Em um dos hinos, ESTRELA BRILHANTE, religa-nos: "Estrela Brilhante / Vós sois a minha luz / É a Virgem Maria / E o Menino Jesus / O menino Jesus / Nasceu para ensinar / Cumprir vossa missão / Para remir e salvar / Para remir e salvar / Ninguém vos conheceu / Ganhou o vosso nome / Depois que vós morreu / Depois que vós morreu / Todo mundo tem amor / Depois que assassinaram / O Mestre ensinador".
Mas Jesus cumpriu todas as etapas da missão que Deus lhe havia confiado e regressou com o mesmo poder. Mestre Irineu, sendo ele Jesus Cristo, veio para reimplantar a Doutrina. Assim como Jesus Cristo, Mestre Irineu também não negou nenhuma das religiões ou ritos através dos quais o homem busca aproximar-se de Deus. Aconselhava aos seus seguidores que não abandonassem as religiões de origem, mas assinalava que não permitiria suas manifestações dentro dos rituais que organizou. Ele não deixou estagnados os ensinos de Jesus Cristo e consignou no calendário dos rituais que comanda as datas mais insignes do cristianismo. Uma delas é a celebração do Natal, comemorada do dia 24 para o dia 25 do mês de dezembro, quando, durante o festejo, se cantam os hinários Sois Baliza e O Cruzeiro. O nascimento de Jesus, cuja maioria dos festejos neste final de milênio não se coaduna com o significado da missão, parece ter servido apenas para originar incontáveis doutrinas, seitas e religiões que fragmentaram-se. Veremos que o mesmo ocorre na Doutrina do Daime.
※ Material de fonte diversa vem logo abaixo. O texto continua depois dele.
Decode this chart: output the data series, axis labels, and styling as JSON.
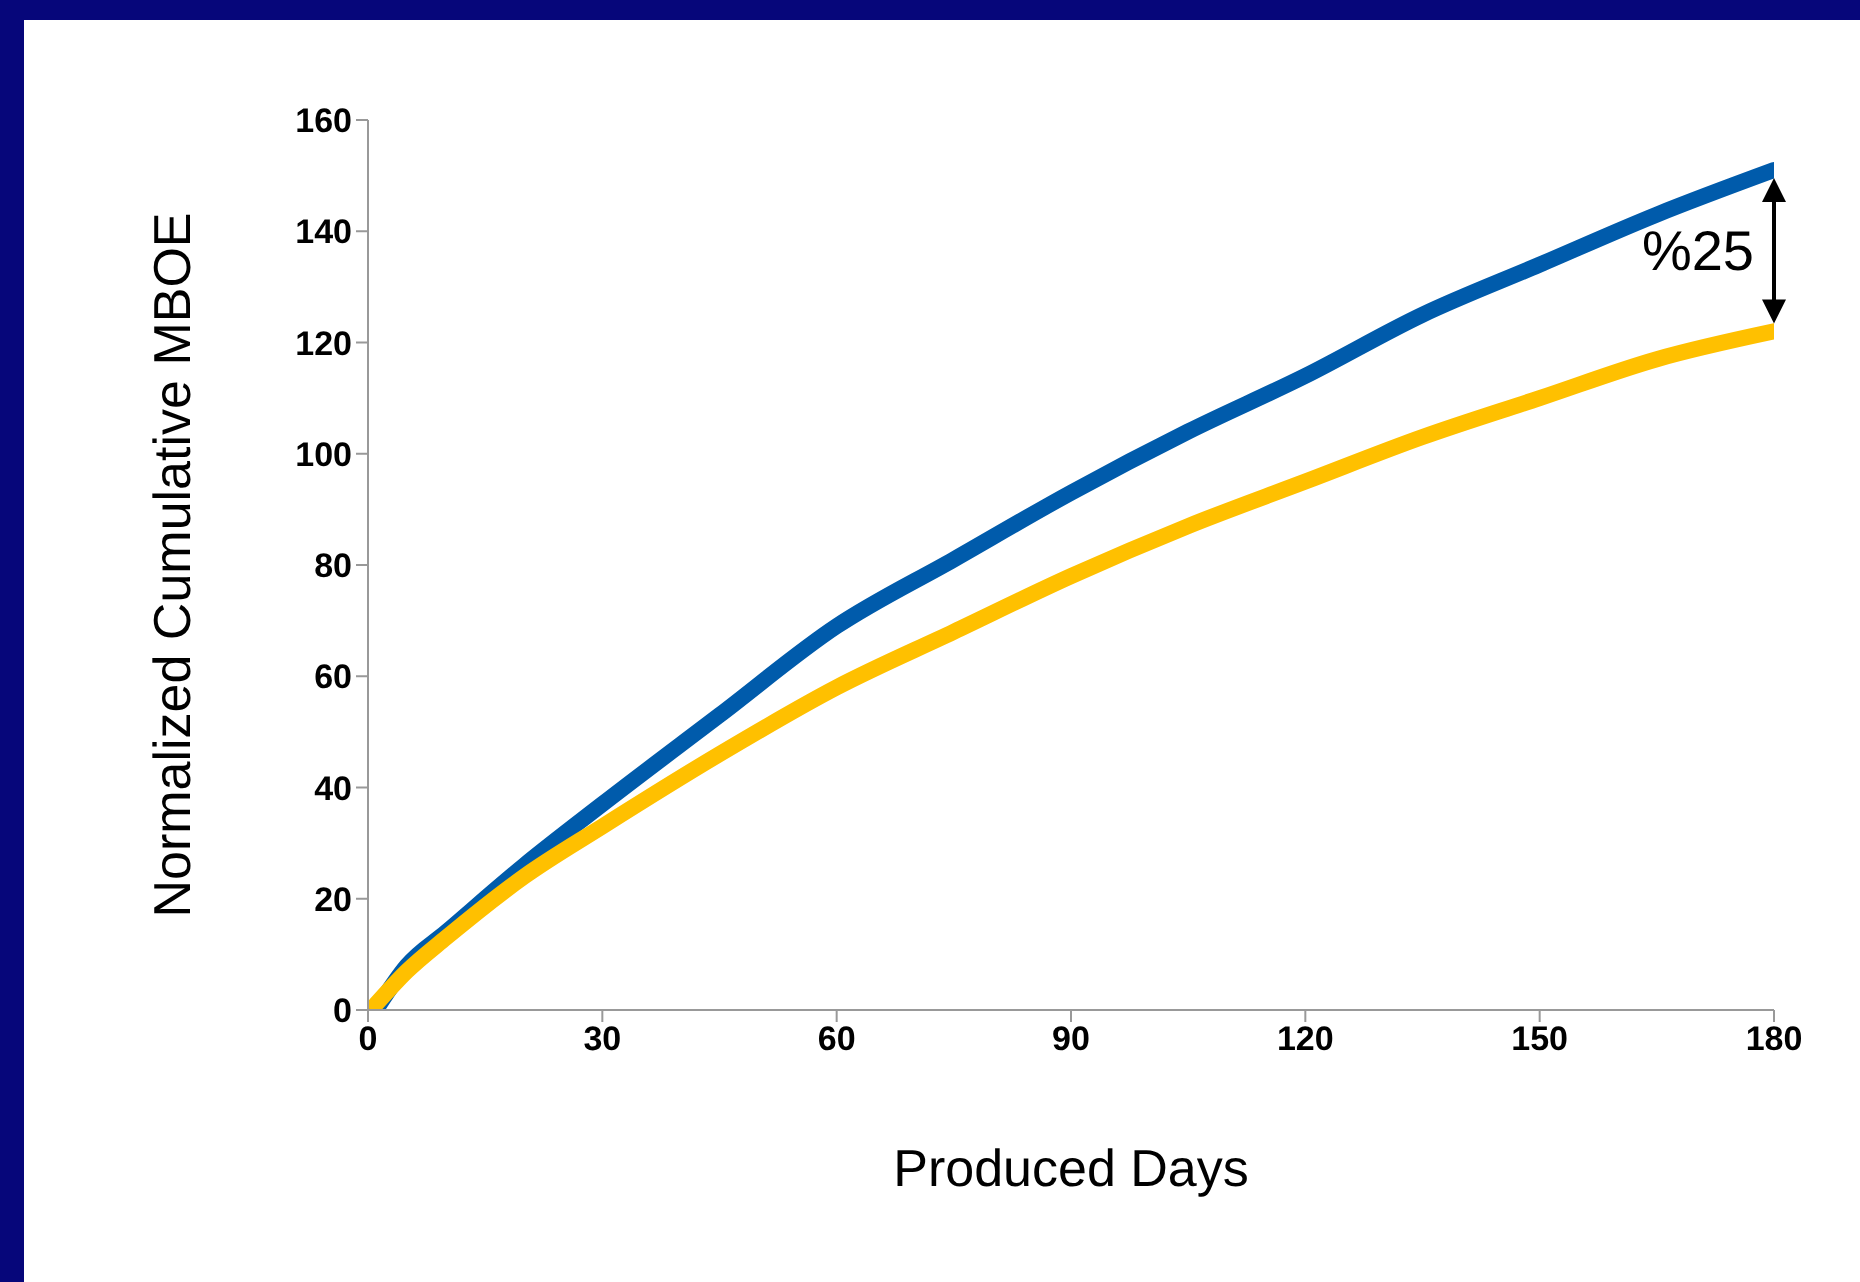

Em nome de Jesus ergueram e destruíram templos, subjugaram povos e nações, ostentaram poder e até mataram. O nome de Jesus atravessou fronteiras e mares e a cruz acabou tornando-se conhecida no mundo, mesmo entre civilizações muito antigas que já haviam recebido a Jesus Cristo como guia com outros nomes.
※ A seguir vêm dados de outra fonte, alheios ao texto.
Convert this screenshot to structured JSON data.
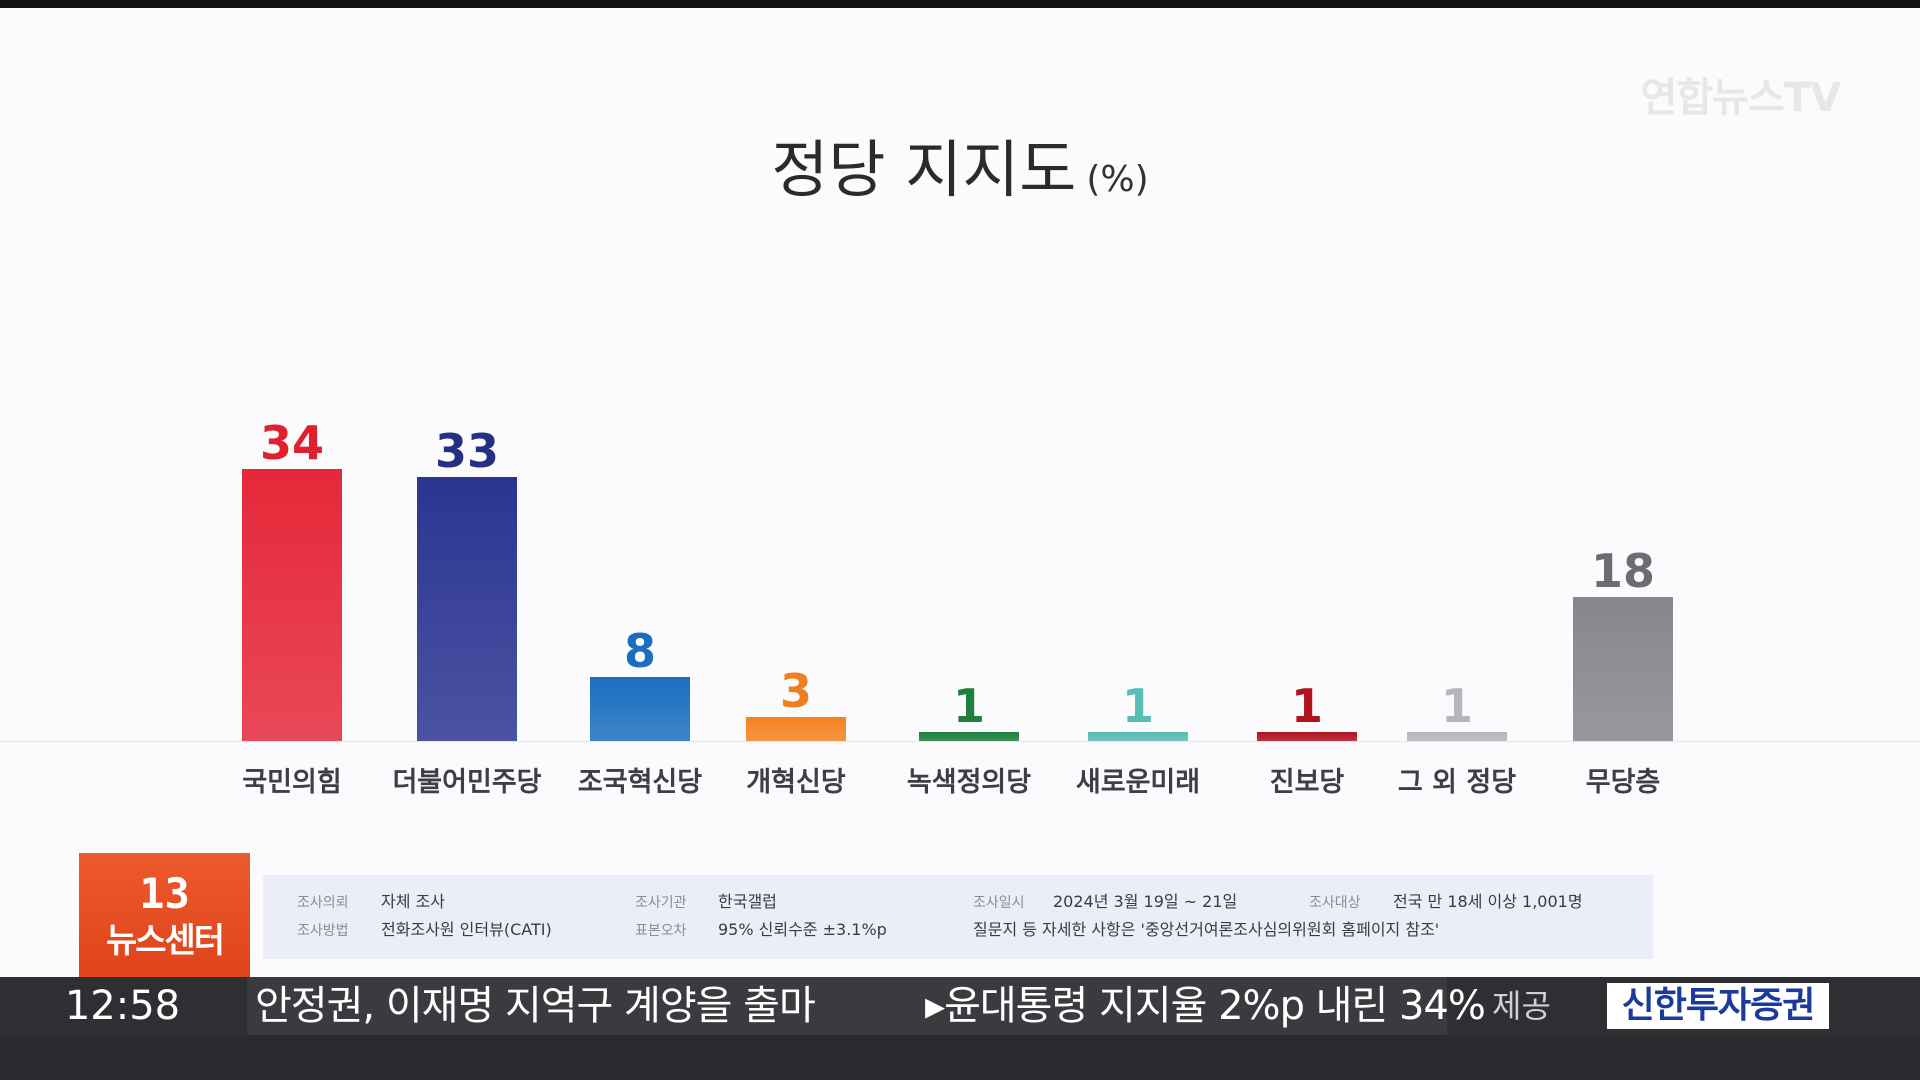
{
  "watermark": "연합뉴스TV",
  "chart_data": {
    "type": "bar",
    "title": "정당 지지도",
    "unit": "(%)",
    "categories": [
      "국민의힘",
      "더불어민주당",
      "조국혁신당",
      "개혁신당",
      "녹색정의당",
      "새로운미래",
      "진보당",
      "그 외 정당",
      "무당층"
    ],
    "values": [
      34,
      33,
      8,
      3,
      1,
      1,
      1,
      1,
      18
    ],
    "colors": [
      "#e5283a",
      "#2b3591",
      "#1b6fc0",
      "#f58220",
      "#1f7f3f",
      "#58bdb4",
      "#b0131f",
      "#b5b6bd",
      "#85878d"
    ],
    "label_colors": [
      "#e1202e",
      "#252f84",
      "#1b6fc0",
      "#f07d1e",
      "#1f7f3f",
      "#58bdb4",
      "#b0131f",
      "#b5b6bd",
      "#6b6d73"
    ],
    "ylim": [
      0,
      40
    ]
  },
  "badge": {
    "number": "13",
    "label": "뉴스센터"
  },
  "survey_info": [
    {
      "label": "조사의뢰",
      "value": "자체 조사"
    },
    {
      "label": "조사방법",
      "value": "전화조사원 인터뷰(CATI)"
    },
    {
      "label": "조사기관",
      "value": "한국갤럽"
    },
    {
      "label": "표본오차",
      "value": "95% 신뢰수준 ±3.1%p"
    },
    {
      "label": "조사일시",
      "value": "2024년 3월 19일 ~ 21일"
    },
    {
      "label": "조사대상",
      "value": "전국 만 18세 이상 1,001명"
    },
    {
      "note": "질문지 등 자세한 사항은 '중앙선거여론조사심의위원회 홈페이지 참조'"
    }
  ],
  "ticker": {
    "time": "12:58",
    "headline1": "안정권, 이재명 지역구 계양을 출마",
    "headline2": "▸윤대통령 지지율 2%p 내린 34%",
    "provided_label": "제공",
    "sponsor": "신한투자증권"
  }
}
O próximo passo dado por Mestre Irineu para o calendário do centro foi estabelecer as celebrações em louvor aos Três Reis do Oriente, aqueles que saíram na frente guiados pela estrela ao encontro de Jesus para presenteá-lo com mirra, incenso e ouro. A irmandade canta os hinários Sois Baliza e O Cruzeiro.
Em mais um dos hinos, EU PEÇO A JESUS CRISTO, Mestre Irineu publicou que detém as forças da floresta e do astral que lhe são dadas por sua Mãe, a Rainha da Floresta, e chama os Três Reis do Oriente pelos nomes de Titango, Agarrube e Tintuma.
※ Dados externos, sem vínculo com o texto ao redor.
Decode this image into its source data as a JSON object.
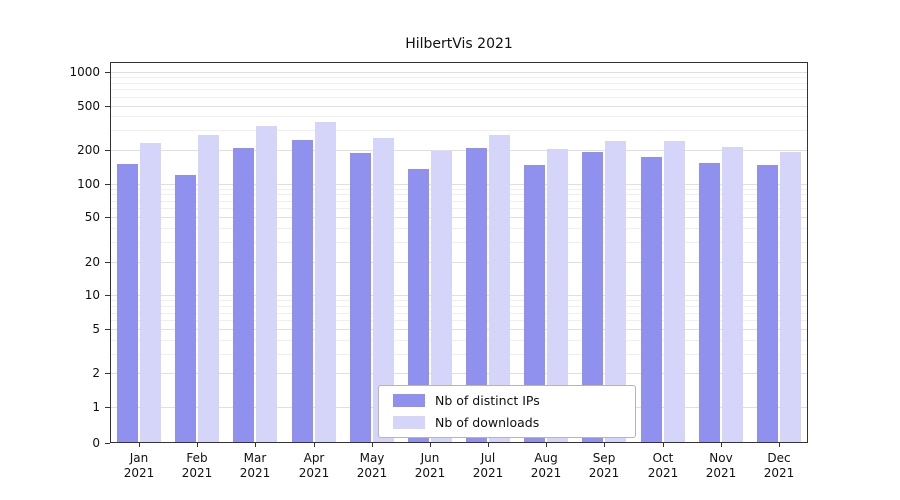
{
  "chart_data": {
    "type": "bar",
    "title": "HilbertVis 2021",
    "categories": [
      "Jan",
      "Feb",
      "Mar",
      "Apr",
      "May",
      "Jun",
      "Jul",
      "Aug",
      "Sep",
      "Oct",
      "Nov",
      "Dec"
    ],
    "year_label": "2021",
    "series": [
      {
        "name": "Nb of distinct IPs",
        "color": "#9090ee",
        "values": [
          150,
          120,
          210,
          245,
          190,
          135,
          207,
          147,
          192,
          175,
          152,
          148
        ]
      },
      {
        "name": "Nb of downloads",
        "color": "#d5d5f9",
        "values": [
          230,
          270,
          330,
          360,
          256,
          197,
          270,
          205,
          243,
          240,
          214,
          193
        ]
      }
    ],
    "yscale": "symlog",
    "yticks": [
      0,
      1,
      2,
      5,
      10,
      20,
      50,
      100,
      200,
      500,
      1000
    ],
    "ylim": [
      0,
      1000
    ],
    "xlabel": "",
    "ylabel": "",
    "grid": true,
    "legend_position": "lower center"
  },
  "colors": {
    "grid_minor": "#efefef",
    "grid_major": "#dfdfdf",
    "axis": "#333333",
    "background": "#ffffff"
  }
}
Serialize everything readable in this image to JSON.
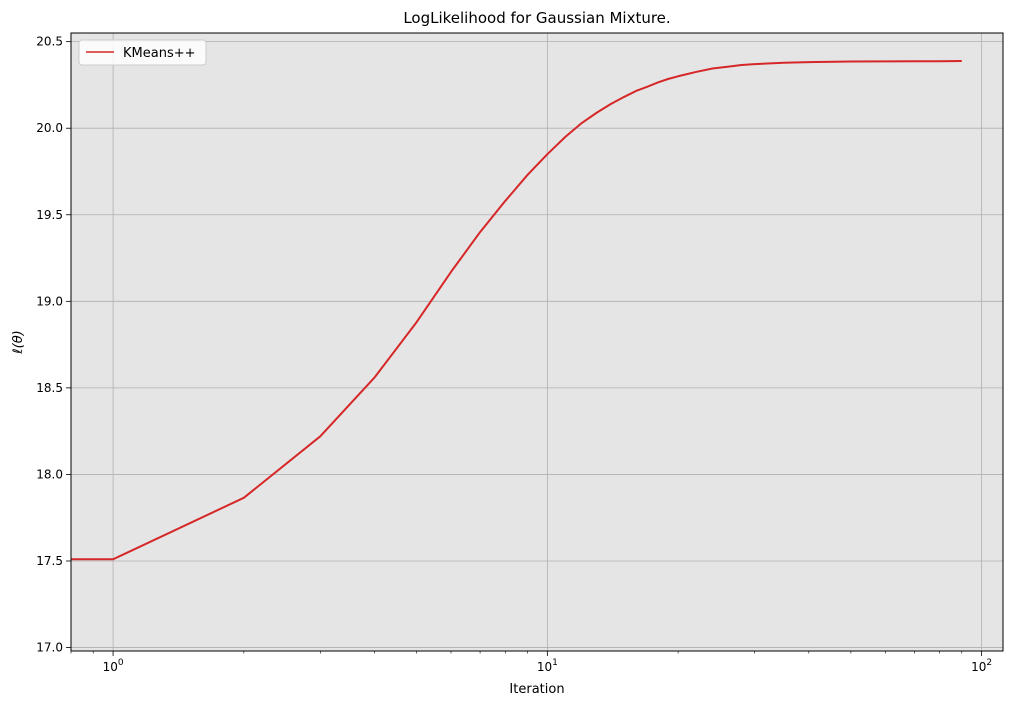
{
  "chart_data": {
    "type": "line",
    "title": "LogLikelihood for Gaussian Mixture.",
    "xlabel": "Iteration",
    "ylabel": "ℓ(θ)",
    "xscale": "log",
    "xlim": [
      0.8,
      112
    ],
    "ylim": [
      16.98,
      20.55
    ],
    "xtick_labels": [
      {
        "value": 1,
        "base": "10",
        "exp": "0"
      },
      {
        "value": 10,
        "base": "10",
        "exp": "1"
      },
      {
        "value": 100,
        "base": "10",
        "exp": "2"
      }
    ],
    "yticks": [
      17.0,
      17.5,
      18.0,
      18.5,
      19.0,
      19.5,
      20.0,
      20.5
    ],
    "ytick_labels": [
      "17.0",
      "17.5",
      "18.0",
      "18.5",
      "19.0",
      "19.5",
      "20.0",
      "20.5"
    ],
    "grid": true,
    "background": "#e5e5e5",
    "legend_position": "top-left",
    "series": [
      {
        "name": "KMeans++",
        "color": "#d62728",
        "x": [
          0,
          1,
          2,
          3,
          4,
          5,
          6,
          7,
          8,
          9,
          10,
          11,
          12,
          13,
          14,
          15,
          16,
          17,
          18,
          19,
          20,
          22,
          24,
          26,
          28,
          30,
          35,
          40,
          50,
          60,
          70,
          80,
          90
        ],
        "y": [
          17.51,
          17.51,
          17.865,
          18.22,
          18.56,
          18.88,
          19.17,
          19.4,
          19.58,
          19.73,
          19.85,
          19.95,
          20.03,
          20.09,
          20.14,
          20.18,
          20.215,
          20.24,
          20.265,
          20.285,
          20.3,
          20.325,
          20.345,
          20.355,
          20.365,
          20.37,
          20.378,
          20.382,
          20.385,
          20.386,
          20.387,
          20.387,
          20.388
        ]
      }
    ]
  }
}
A estes três seres divinos Deus confiou o poder de zelar pela luz resplandecente da corte celestial. Para retribuir a pureza e o amor manifestados pelos Reis do Oriente, Mestre Irineu, reverente, confiou a eles a entrega de todos os trabalhos realizados sob o seu domínio. A celebração desta data é encerrada com uma cerimônia de apresentação e entrega individual dos trabalhos espirituais pelos seguidores da Doutrina ao superior hierárquico.
Para cumprir a pesada missão de reimplantar a Doutrina de Jesus Cristo, o Mestre Irineu teve que preparar vários seguidores. A estes delegou atribuições como fez Jesus Cristo com os apóstolos.
O fiel Leôncio Gomes da Silva, filho de Antônio Gomes da Silva, um dos primeiros companheiros do Mestre Irineu, foi um exemplo notável. Leôncio foi preparado, segundo palavras do próprio Mestre, durante vinte anos até assumir a presidência do Centro de Iluminação Cristã Luz Universal.
A confiança do Mestre em Leôncio pode ser medida pela decisão que tomou ao lhe outorgar a insígnia de Mestre-imediato. Palavras do Mestre: - Leôncio, o que você fizer está feito. Ninguém desfaz. Só eu, e eu não desfaço. Eu só não lhe concedo autorização para tirar receita.
O Mestre Irineu sabia que o presidente Leôncio no futuro precisaria da força destas palavras. Quando o Mestre desencarnou, Leôncio começou a sofrer represálias dos inimigos espirituais que espreitavam Jesus Cristo desde sua primeira vinda. Estes procuraram desencadear uma crise de natureza política com o objetivo de afastá-lo do comando.
Depois de várias investidas pelo poder - que é puramente espiritual -, e pelo qual Leôncio resistiu com alguns companheiros, quis a providência abrir o processo de dissidências que se prolonga até os dias atuais. Leôncio, que havia se manifestado um discípulo aplicado, presidiu materialmente os trabalhos durante dez anos.
A irmandade o reconhece pela maestria com que executou as ordens que lhe foram passadas pelo Mestre Irineu. Em 1980, estando gravemente enfermo, Leôncio decidiu transferir a direção ao irmão Raimundo Gomes da Silva, com o compromisso de que esta lhe seria restituída depois que alcançasse cura. Porém, desencarnou no dia 17 de março daquele ano.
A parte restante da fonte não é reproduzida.